Satgas PPKS UGM langsung menindaklanjuti laporan dari Fakultas Farmasi dengan pembentukan Komite Pemeriksa melalui Keputusan Rektor Universitas Gadjah Mada Nomor 750/U N1.P/KPT/HUKOR/2024 dengan perubahan masa kerja Komite Pemeriksa dari 1 Agustus 2024 sampai 31 Oktober 2024.
Komite Pemeriksa kemudian melakukan pemeriksaan mulai dari meminta keterangan lebih lanjut dari para korban secara terpisah, melakukan pemeriksaan pada Terlapor, para saksi, memeriksa bukti-bukti pendukung, hingga tahap pemberian rekomendasi.
Berdasarkan temuan, catatan, dan bukti-bukti dalam proses pemeriksaan, Komite Pemeriksa menyimpulkan bahwa Terlapor terbukti melakukan Tindakan Kekerasan Seksual yang melanggar Pasal 3 ayat (2) Huruf l Peraturan Rektor UGM No. 1 Tahun 2023 dan Pasal 3 ayat (2) Huruf m Peraturan Rektor UGM No. 1 Tahun 2023. Terlapor juga terbukti telah melanggar kode etik dosen.

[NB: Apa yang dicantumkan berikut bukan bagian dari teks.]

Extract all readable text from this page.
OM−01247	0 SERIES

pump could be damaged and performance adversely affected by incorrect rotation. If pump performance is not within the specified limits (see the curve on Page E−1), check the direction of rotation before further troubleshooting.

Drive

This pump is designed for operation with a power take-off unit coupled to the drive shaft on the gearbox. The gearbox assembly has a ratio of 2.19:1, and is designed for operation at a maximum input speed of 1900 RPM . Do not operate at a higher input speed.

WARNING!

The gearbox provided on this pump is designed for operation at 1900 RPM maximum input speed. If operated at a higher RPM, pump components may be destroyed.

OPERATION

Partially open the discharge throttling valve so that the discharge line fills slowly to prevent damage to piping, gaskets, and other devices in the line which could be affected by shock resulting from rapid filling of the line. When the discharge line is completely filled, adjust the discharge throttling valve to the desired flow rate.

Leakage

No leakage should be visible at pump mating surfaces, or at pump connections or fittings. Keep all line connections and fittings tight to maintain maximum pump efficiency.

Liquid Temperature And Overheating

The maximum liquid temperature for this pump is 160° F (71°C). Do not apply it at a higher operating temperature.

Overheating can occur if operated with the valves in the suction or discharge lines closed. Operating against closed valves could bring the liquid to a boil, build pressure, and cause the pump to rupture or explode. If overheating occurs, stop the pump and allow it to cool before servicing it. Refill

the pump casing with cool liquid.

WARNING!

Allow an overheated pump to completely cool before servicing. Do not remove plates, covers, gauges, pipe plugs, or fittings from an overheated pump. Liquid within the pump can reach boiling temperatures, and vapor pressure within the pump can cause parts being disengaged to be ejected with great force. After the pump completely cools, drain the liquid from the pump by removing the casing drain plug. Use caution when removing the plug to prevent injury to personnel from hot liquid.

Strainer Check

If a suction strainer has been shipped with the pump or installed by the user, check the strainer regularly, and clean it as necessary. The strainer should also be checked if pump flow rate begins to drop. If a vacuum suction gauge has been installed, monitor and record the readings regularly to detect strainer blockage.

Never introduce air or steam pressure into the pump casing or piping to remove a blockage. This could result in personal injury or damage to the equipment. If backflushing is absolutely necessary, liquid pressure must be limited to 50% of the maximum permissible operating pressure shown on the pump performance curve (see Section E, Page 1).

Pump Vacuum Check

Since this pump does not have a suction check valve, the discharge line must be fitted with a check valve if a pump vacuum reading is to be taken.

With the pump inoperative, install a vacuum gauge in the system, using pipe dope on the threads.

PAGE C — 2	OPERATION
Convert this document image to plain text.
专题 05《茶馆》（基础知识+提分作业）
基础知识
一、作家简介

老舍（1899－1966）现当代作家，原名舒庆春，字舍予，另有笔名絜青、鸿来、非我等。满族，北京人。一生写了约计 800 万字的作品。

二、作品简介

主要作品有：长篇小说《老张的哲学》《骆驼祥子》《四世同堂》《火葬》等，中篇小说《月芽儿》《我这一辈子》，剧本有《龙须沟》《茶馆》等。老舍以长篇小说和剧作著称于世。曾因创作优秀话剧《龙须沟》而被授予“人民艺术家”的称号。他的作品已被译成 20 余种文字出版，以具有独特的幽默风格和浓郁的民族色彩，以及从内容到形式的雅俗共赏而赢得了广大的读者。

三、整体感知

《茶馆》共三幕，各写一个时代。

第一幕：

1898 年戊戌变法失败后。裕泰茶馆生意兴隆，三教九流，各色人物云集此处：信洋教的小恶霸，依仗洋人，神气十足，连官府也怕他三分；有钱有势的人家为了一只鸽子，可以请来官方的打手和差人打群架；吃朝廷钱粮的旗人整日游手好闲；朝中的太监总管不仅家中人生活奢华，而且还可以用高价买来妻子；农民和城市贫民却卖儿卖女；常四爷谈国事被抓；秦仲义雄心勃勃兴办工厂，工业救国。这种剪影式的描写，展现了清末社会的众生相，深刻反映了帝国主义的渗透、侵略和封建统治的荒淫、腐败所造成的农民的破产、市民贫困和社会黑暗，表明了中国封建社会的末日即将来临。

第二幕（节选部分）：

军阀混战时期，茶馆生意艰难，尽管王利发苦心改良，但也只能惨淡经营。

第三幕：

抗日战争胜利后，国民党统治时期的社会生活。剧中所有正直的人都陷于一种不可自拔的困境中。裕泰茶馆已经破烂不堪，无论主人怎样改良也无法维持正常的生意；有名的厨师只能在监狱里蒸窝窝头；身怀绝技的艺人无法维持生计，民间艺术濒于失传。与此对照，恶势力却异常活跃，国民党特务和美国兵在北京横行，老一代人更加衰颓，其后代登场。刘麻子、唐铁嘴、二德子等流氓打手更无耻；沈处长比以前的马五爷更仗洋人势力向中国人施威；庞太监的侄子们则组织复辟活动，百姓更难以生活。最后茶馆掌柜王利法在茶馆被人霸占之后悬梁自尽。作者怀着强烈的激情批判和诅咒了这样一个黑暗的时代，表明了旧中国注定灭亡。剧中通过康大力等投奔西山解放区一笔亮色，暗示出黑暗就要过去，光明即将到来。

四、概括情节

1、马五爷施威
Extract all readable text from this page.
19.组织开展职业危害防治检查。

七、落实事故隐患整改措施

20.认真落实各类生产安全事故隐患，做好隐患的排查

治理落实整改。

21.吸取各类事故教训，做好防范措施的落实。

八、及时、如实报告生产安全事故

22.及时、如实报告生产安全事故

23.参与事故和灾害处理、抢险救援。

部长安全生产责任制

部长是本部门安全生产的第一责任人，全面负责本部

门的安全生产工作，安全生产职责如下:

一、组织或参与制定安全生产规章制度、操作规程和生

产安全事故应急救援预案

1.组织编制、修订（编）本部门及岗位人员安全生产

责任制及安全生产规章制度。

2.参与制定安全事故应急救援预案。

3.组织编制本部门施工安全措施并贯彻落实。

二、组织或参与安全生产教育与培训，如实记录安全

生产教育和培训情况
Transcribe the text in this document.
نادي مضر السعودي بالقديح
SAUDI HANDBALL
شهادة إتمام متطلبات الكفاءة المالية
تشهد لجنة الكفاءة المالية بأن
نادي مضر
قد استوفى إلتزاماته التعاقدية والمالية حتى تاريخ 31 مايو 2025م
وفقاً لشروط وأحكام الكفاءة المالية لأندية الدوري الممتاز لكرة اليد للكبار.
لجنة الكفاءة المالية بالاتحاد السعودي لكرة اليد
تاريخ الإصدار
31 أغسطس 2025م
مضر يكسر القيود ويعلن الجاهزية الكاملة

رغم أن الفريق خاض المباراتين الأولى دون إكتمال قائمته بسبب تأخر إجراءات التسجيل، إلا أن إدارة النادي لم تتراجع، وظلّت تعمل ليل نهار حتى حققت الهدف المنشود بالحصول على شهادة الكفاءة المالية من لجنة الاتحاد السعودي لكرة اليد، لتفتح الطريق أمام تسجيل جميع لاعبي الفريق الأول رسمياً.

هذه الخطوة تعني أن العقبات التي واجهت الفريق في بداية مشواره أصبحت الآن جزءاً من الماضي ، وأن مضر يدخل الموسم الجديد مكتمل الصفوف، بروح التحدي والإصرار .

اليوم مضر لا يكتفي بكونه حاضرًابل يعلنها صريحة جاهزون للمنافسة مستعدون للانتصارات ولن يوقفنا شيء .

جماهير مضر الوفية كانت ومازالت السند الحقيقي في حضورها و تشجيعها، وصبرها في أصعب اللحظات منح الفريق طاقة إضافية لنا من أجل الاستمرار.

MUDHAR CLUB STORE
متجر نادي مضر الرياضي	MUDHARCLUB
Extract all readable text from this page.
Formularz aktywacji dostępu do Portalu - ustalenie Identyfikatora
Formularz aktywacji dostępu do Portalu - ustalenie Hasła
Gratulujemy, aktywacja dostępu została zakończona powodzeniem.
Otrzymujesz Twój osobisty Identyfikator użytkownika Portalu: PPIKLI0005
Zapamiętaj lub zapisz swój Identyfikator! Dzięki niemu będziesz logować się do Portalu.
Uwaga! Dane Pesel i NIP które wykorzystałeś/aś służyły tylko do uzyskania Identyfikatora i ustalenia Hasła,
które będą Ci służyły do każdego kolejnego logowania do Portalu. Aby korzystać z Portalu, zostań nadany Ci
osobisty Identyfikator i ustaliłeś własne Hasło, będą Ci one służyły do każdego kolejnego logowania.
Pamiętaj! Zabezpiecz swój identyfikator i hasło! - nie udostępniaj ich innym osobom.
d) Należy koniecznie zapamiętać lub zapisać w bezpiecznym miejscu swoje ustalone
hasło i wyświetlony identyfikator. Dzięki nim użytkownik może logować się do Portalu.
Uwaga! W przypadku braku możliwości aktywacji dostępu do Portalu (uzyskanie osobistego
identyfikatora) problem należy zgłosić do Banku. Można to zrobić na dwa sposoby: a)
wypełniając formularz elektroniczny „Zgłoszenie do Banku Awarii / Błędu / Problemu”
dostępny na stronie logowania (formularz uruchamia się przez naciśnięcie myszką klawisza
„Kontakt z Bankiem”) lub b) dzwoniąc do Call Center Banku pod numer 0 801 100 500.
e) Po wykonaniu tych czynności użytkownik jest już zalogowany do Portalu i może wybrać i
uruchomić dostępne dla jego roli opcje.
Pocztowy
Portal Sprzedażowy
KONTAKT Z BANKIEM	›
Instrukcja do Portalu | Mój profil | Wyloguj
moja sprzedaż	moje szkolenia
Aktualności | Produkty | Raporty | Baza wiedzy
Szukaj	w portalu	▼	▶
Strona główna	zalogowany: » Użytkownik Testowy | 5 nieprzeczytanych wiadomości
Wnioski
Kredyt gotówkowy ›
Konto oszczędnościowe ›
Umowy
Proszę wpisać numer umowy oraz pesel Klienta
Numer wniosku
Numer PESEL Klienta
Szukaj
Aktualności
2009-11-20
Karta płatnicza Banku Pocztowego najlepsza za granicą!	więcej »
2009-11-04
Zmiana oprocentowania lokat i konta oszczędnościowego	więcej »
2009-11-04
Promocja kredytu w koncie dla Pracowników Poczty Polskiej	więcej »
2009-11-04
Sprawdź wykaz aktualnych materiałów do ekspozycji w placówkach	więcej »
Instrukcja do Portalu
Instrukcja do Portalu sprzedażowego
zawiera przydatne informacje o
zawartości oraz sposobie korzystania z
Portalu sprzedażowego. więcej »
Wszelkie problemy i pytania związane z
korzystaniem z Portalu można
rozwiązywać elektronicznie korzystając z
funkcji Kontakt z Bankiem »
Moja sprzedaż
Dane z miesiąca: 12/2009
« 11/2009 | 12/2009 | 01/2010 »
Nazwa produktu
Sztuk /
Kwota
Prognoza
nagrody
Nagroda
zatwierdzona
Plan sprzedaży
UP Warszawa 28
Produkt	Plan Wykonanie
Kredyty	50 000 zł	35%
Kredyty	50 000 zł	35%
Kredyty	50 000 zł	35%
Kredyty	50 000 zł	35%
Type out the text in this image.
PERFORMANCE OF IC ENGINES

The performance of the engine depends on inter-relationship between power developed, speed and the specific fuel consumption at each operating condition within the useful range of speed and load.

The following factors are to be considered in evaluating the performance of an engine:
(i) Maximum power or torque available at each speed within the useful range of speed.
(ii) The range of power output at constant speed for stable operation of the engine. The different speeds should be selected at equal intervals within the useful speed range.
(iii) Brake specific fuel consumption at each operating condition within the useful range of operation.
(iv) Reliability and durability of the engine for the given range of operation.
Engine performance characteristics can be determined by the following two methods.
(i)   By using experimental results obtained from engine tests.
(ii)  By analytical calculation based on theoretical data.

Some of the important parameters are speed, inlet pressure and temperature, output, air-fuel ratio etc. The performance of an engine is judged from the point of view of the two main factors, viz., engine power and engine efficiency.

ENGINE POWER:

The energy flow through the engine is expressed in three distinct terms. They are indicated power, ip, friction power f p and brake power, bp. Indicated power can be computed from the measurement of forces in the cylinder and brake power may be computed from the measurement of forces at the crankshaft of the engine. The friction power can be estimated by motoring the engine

Komitmen perangi kekerasan seksual
UGM menegaskan, melalui Satgas PPKS UGM terus memberikan pelayanan, perlindungan, pemulihan, dan pemberdayaan pada korban sesuai dengan kebutuhan para korban.
UGM juga menyatakan tetap dan akan terus berkomitmen untuk menjadi kampus yang bebas dari berbagai bentuk kekerasan seksual.
“Berbagai kebijakan yang disusun, diterapkan, dan dilaksanakan dengan berpegang pada prinsip bahwa kampus idealnya adalah ruang yang kondusif dan aman dari berbagai praktik kekerasan. Karena itu, sejak 2016, UGM telah menyusun kebijakan pencegahan dan penanganan pelecehan seksual,” jelas UGM.
Komitmen ini dipertegas melalui peluncuran program Health Promoting University (HPU) pada 2019 dengan dibentuknya tim Kelompok Kerja (Pokja) Zero Tolerance Kekerasan, Perundungan, dan Pelecehan.
Dengan terbitnya Permendikbudristek No.30 Tahun 2021, UGM menyesuaikan kebijakan internal dengan aturan tersebut, antara lain dengan pembentukan Satuan Tugas Pencegahan dan Penanganan Kekerasan Seksual (Satgas PPKS) pada 3 September 2022.
Beragam upaya sosialisasi atas berbagai aturan dan SOP terkait penanganan dan pencegahan kekerasan seksual terus dilakukan demi terwujudnya kampus UGM sebagai ruang yang aman dari berbagai tindak kekerasan seksual. (JB/03/Wid)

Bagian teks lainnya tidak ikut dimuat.